Wouldn't that be a future worth living in?
Most of the issues we have nowadays stem from not having enough people working on solutions. The housing shortage is due to a lack of new construction. The energy crisis could conceivably be solved through investment in small nuclear reactors and solar energy. Yet very few people are building. To have faster and more efficient ways of travel, we'll need to chase and build them. And in order to revolutionize education, thousands will be needed to build the solutions.
To quote Andreessen, it's time for full-throated, unapologetic, support for building new technologies to solve the problems that plague us. It's the only way he thinks we can reboot the American dream. He says the problem is desire. As a society, we need to want these things. We need to be excited about solving our problems and encouraging those who are actively pursuing them.
Of course, building isn’t easy, or we’d already be doing all this. We need to demand more of our political leaders, of our CEOs, our entrepreneurs, our investors. We need to demand more of our culture, of our society. And we need to demand more from one another.

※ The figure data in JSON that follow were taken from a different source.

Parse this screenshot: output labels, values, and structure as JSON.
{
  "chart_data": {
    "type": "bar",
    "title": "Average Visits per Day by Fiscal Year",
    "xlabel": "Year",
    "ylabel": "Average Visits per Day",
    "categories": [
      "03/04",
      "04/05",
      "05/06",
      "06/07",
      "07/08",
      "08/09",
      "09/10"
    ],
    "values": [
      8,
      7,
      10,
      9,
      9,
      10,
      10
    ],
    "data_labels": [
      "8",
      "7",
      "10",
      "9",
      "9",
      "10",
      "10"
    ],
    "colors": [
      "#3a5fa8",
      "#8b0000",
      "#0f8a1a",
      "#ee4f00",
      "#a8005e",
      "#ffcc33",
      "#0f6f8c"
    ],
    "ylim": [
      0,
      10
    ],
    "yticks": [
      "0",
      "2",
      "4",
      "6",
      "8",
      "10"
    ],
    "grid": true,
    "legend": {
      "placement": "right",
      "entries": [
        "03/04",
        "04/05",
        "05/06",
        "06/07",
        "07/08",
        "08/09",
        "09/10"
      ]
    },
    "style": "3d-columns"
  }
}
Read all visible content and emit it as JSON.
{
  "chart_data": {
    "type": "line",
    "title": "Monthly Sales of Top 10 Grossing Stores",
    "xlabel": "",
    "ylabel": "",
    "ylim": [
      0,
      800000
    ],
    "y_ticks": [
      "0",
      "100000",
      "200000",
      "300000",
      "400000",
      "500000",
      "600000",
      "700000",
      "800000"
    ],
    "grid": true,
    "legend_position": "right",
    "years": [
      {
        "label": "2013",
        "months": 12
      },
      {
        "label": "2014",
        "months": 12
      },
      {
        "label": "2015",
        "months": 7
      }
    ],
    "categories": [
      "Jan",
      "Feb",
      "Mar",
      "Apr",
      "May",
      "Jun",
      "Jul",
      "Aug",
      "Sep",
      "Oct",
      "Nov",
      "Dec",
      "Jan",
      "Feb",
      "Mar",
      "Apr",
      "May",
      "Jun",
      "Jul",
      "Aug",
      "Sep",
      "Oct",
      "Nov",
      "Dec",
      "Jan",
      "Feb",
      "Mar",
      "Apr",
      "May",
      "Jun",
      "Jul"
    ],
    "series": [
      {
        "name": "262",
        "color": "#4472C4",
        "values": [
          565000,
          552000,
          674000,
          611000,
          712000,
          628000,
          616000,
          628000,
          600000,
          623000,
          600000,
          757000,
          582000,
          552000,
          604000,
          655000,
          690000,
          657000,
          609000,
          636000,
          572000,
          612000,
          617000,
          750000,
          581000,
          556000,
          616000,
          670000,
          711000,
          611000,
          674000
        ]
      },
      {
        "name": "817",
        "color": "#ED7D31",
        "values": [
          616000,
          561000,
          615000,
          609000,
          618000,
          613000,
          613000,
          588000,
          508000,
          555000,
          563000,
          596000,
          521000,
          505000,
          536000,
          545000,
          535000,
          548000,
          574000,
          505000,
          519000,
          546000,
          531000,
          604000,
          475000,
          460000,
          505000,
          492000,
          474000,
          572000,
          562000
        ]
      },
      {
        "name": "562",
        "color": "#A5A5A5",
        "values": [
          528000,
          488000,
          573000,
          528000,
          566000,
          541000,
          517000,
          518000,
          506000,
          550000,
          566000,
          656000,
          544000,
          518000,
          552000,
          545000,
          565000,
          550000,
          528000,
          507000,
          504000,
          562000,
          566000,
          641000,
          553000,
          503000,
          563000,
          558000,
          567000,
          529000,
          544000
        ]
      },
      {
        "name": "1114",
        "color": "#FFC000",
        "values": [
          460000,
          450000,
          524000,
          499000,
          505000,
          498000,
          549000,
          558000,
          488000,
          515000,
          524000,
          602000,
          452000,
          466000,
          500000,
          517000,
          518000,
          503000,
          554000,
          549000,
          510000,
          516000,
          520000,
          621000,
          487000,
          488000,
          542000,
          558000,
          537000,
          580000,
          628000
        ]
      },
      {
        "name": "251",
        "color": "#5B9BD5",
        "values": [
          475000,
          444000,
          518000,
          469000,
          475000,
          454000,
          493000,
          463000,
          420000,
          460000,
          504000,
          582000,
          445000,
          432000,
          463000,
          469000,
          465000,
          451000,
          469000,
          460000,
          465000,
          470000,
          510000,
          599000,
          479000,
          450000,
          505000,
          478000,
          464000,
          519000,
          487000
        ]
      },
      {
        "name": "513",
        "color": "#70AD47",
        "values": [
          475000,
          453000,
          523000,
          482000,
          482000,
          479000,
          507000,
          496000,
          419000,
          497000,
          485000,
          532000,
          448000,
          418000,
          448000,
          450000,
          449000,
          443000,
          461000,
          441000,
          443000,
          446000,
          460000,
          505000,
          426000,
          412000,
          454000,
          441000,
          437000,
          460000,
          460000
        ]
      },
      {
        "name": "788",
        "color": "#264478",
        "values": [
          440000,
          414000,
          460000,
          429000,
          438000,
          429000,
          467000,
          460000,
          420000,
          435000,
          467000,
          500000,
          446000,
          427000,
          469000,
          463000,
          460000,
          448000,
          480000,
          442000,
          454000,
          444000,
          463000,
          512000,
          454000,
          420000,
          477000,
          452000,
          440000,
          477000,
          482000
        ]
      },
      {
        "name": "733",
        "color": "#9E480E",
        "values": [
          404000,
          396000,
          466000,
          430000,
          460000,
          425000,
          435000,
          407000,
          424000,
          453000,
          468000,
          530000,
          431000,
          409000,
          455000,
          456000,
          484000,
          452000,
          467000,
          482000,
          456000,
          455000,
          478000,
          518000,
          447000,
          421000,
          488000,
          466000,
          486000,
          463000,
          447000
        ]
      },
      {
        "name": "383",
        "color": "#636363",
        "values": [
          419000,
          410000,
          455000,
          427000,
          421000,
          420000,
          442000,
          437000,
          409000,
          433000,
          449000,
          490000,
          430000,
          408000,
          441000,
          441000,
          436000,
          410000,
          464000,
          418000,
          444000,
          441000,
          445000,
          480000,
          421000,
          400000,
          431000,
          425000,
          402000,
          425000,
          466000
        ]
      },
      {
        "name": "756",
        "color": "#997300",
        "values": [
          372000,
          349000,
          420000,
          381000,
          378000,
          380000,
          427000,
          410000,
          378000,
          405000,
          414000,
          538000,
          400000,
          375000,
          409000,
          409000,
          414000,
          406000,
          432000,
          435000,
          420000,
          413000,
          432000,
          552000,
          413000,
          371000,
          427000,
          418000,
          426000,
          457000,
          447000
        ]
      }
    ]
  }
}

We’re all necessary, and we can all contribute, to building.
We need to keep the tradition of building alive. It's the only we'll progress as a civilization. As he puts it:
“Our nation and our civilization were built on production, on building. Our forefathers and foremothers built roads and trains, farms and factories, then the computer, the microchip, the smartphone, and uncounted thousands of other things that we now take for granted, that are all around us, that define our lives and provide for our well-being. There is only one way to honor their legacy and to create the future we want for our own children and grandchildren, and that’s to build.”
We live in one of the most exciting and turbulent times in history. We're at the precipice of a number of major crises that will massively impact the way we live our lives. We need to prepare for them. Most of all, we need to build. We need to figure out plans for a better future and chase them down relentlessly.
Having a vision for the future and working towards it is more important than ever before.
We should all strive to be definite optimists. Pessimists only rarely do things that push the human race forward. Furthermore, we should train ourselves to be definite optimists, to have a clear vision and — as Andreessen put it — start to build.
The future can be an incredible place to live. If we make it so.
Best to build that future ourselves.